FAIRMONT - Despite several community members speaking out against a proposed "wheelage" tax, Martin County commissioners approved the $10 per vehicle tax by a 3-2 vote Tuesday.
Commissioners supporting the tax called it a tool to catch up on needed road repairs.
"All of our construction projects have been funded with a construction account from the state," explained County Engineer Kevin Peyman. "The exception has been when we bonded for projects for the ethanol plants and Walmart, and when we had some left over, we used them on the roads. No local property taxes were spent. But our [construction] account has fallen behind over time, and that means our projects are also falling behind. This year, the state gave us options for funding, either a local option sales tax or a [wheelage] tax."
A local sales tax would be about a quarter-cent to a half-cent on sales within the county, while the wheelage tax is $10 per vehicle. The money is collected when a vehicle is registered.
Some vehicles are exempt: motorcycles, collector cars and government fleet vehicles.
At $10 per vehicle, the tax will bring in an estimated $200,000, which is a small amount considering the costs of road projects. But the $200,000 will be spent on Martin County roads, not used for other state projects.
"It all comes back locally," Peyman noted.
But the dozen or so citizens in attendance were mainly township representatives, who believe they will be the ones getting short-changed.
"How is this going to be split between the cities, the county and the townships?" asked Richard Koons of Manyaska Township.
Commission chairman Elliott Belgard explained that the money is not divided up for different parts of the county, but will go toward county projects, including some small town main streets in dire need of repair.
"The county is in control of the money, and it will go toward county roads," Belgard said. "The logic behind it is that people using the roads are the ones paying the tax. You can't really go anywhere without using a county road."
Another person was concerned that the tax will rise over time. The wheelage tax can be adjusted by 2018, but that would be at the discretion of the county board.
"Right now, it's $10 or nothing," Belgard said. "There is that option in 2018, but it could always be lowered if they choose. Every year, we can come back and review, and decide if we want to drop it, and in 2018, the board at that time can decide if they want to move it up to $20 or down to $5."
John Gibeau of Ceylon spoke at the meeting, noting there are vehicles on the road that will be exempt, while farmers who have numerous vehicles and licensed farm equipment will shoulder the burden.
"I feel you're sticking it to them," he said. "I'd be more in favor of a sales tax because then you are getting everybody."
Commissioners Steven Flohrs and Steve Donnelly spoke out against the new tax. Donnelly believes the board should wait a year to see how such a tax affects other counties, while Flohrs believes the semis that are causing the most damage to local roads should be targeted.

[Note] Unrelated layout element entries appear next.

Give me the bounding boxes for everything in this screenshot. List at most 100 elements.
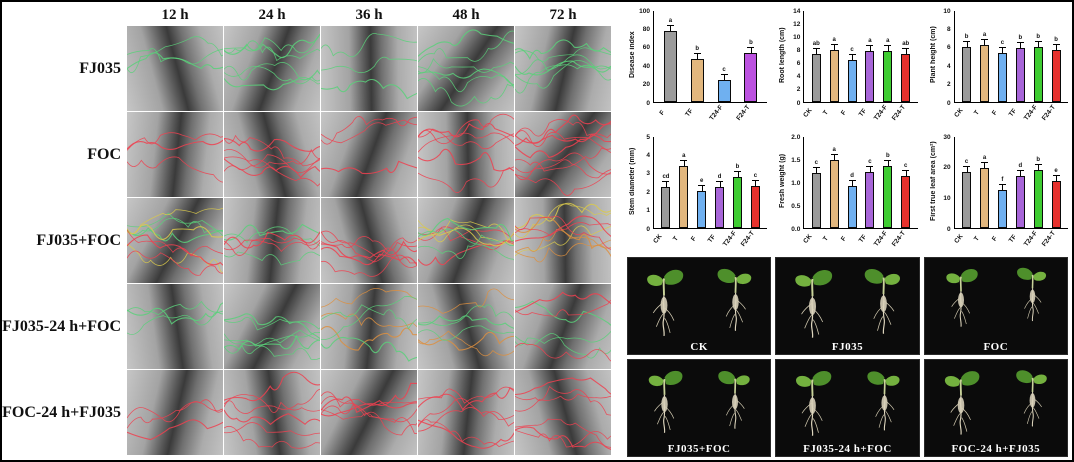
y-tick-label: 1: [646, 207, 650, 215]
y-tick-label: 10: [793, 33, 801, 41]
bar-F: [663, 30, 677, 102]
significance-letter: e: [1054, 168, 1058, 175]
seedling-illustration: [1016, 370, 1047, 427]
y-axis-ticks: 0 1 2 3 4 5: [638, 133, 653, 232]
bar-TF: [690, 58, 704, 102]
x-tick-label: F24-T: [735, 103, 752, 122]
error-bar: [998, 46, 1006, 53]
bar-group: a: [861, 11, 879, 102]
micrograph-cell: [321, 370, 417, 455]
seedling-illustration: [946, 269, 978, 327]
bar-F24-T: [1051, 50, 1061, 102]
plot-area: a b c b: [653, 11, 768, 103]
treatment-row-label: FOC: [87, 145, 121, 163]
colonization-micrograph-panel: 12 h 24 h 36 h 48 h 72 h FJ035 FOC FJ035+FOC FJ0…: [2, 5, 611, 457]
bar-F24-T: [1051, 181, 1061, 228]
bar-T: [679, 166, 689, 228]
micrograph-cell: [127, 112, 223, 197]
y-tick-label: 1.5: [791, 156, 801, 164]
plot-area: b a c b b b: [953, 11, 1068, 103]
error-bar: [716, 180, 724, 187]
y-tick-label: 80: [642, 25, 650, 33]
bar-F24-T: [901, 54, 911, 102]
y-tick-label: 1.0: [791, 179, 801, 187]
fluorescence-hyphae-overlay: [418, 386, 514, 449]
photo-panel-fj035-foc: FJ035+FOC: [627, 359, 772, 457]
bar-CK: [811, 53, 821, 102]
error-bar: [830, 153, 838, 160]
fluorescence-hyphae-overlay: [515, 202, 611, 263]
significance-letter: d: [717, 173, 722, 180]
time-header: 72 h: [549, 7, 577, 23]
treatment-row-label: FOC-24 h+FJ035: [2, 403, 121, 421]
bar-TF: [865, 51, 875, 102]
error-bar: [866, 45, 874, 52]
seedling-illustration: [866, 371, 900, 431]
fluorescence-hyphae-overlay: [515, 377, 611, 450]
x-axis-labels: CK T F TF T24-F F24-T: [803, 103, 917, 129]
y-tick-label: 3: [646, 170, 650, 178]
y-tick-label: 6: [796, 60, 801, 68]
error-bar: [720, 74, 728, 80]
bar-group: a: [976, 11, 994, 102]
fluorescence-hyphae-overlay: [321, 230, 417, 277]
y-axis-ticks: 0.0 0.5 1.0 1.5 2.0: [788, 134, 803, 232]
photo-label: FOC-24 h+FJ035: [951, 443, 1041, 455]
y-tick-label: 2: [646, 188, 650, 196]
micrograph-cell: [321, 26, 417, 111]
error-bar: [1016, 42, 1024, 49]
seedling-illustration: [647, 269, 684, 337]
error-bar: [1034, 163, 1042, 170]
error-bar: [747, 46, 755, 53]
error-bar: [666, 24, 674, 31]
bar-group: cd: [657, 137, 675, 228]
photo-label: FJ035: [831, 341, 864, 353]
error-bar: [848, 180, 856, 187]
fluorescence-hyphae-overlay: [515, 39, 611, 94]
bar-group: b: [1011, 11, 1029, 102]
seedling-pair: [925, 258, 1067, 354]
significance-letter: b: [1036, 34, 1040, 41]
seedling-illustration: [1016, 267, 1046, 322]
bar-group: b: [958, 11, 976, 102]
bar-TF: [1015, 48, 1025, 102]
error-bar: [698, 185, 706, 191]
y-tick-label: 0: [646, 99, 650, 107]
error-bar: [734, 171, 741, 177]
y-tick-label: 5: [646, 133, 650, 141]
error-bar: [884, 44, 892, 51]
fluorescence-hyphae-overlay: [418, 288, 514, 357]
seedling-pair: [776, 360, 918, 456]
seedling-pair: [776, 258, 918, 354]
x-axis-labels: F TF T24-F F24-T: [653, 103, 767, 129]
photo-label: CK: [690, 341, 708, 353]
y-tick-label: 0: [646, 225, 650, 233]
significance-letter: a: [832, 146, 836, 153]
bar-group: b: [684, 11, 711, 102]
grid-corner-spacer: [2, 5, 126, 25]
significance-letter: b: [749, 39, 753, 46]
bar-chart-fresh-weight-g-: Fresh weight (g) 0.0 0.5 1.0 1.5 2.0 c a d c b c CK T…: [777, 133, 918, 255]
bar-TF: [865, 172, 875, 228]
significance-letter: a: [682, 153, 686, 160]
plot-area: ab a c a a ab: [803, 11, 918, 103]
micrograph-cell: [321, 198, 417, 283]
error-bar: [830, 43, 838, 50]
bar-group: d: [1011, 137, 1029, 228]
x-axis-labels: CK T F TF T24-F F24-T: [803, 229, 917, 255]
y-tick-label: 60: [642, 44, 650, 52]
treatment-row-label: FJ035: [79, 59, 121, 77]
bar-group: b: [1047, 11, 1065, 102]
right-column: Disease index 0 20 40 60 80 100 a b c b F TF T24-F F24…: [627, 5, 1068, 457]
micrograph-cell: [515, 198, 611, 283]
fluorescence-hyphae-overlay: [515, 114, 611, 196]
significance-letter: c: [814, 160, 818, 166]
bar-F: [997, 52, 1007, 102]
bar-T: [829, 49, 839, 102]
micrograph-cell: [418, 370, 514, 455]
bar-TF: [1015, 175, 1025, 228]
seedling-illustration: [796, 370, 832, 436]
y-tick-label: 30: [943, 133, 951, 141]
bar-group: a: [879, 11, 897, 102]
photo-panel-fj035-24-h-foc: FJ035-24 h+FOC: [775, 359, 920, 457]
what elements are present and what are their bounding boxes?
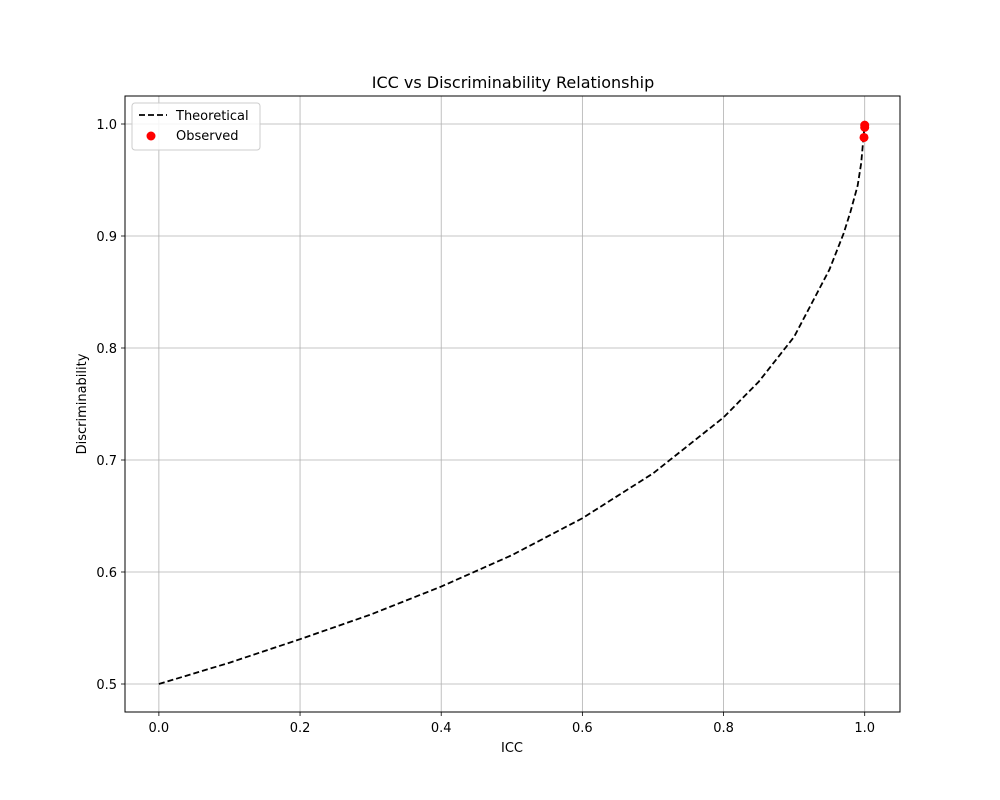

"There should be some other way," he said. "Once that tax is put on, it'll stay on, it'll never come off ... I think there should be a fee on all the trucks that dump off corn and soybeans. I knew when those ethanol plants were approved, I thought of how were we going to maintain the roads, and that was before I was a commissioner."
Flohrs and Donnelly both voted against the tax, with Schmidtke, Belgard and Steve Pierce voting yes.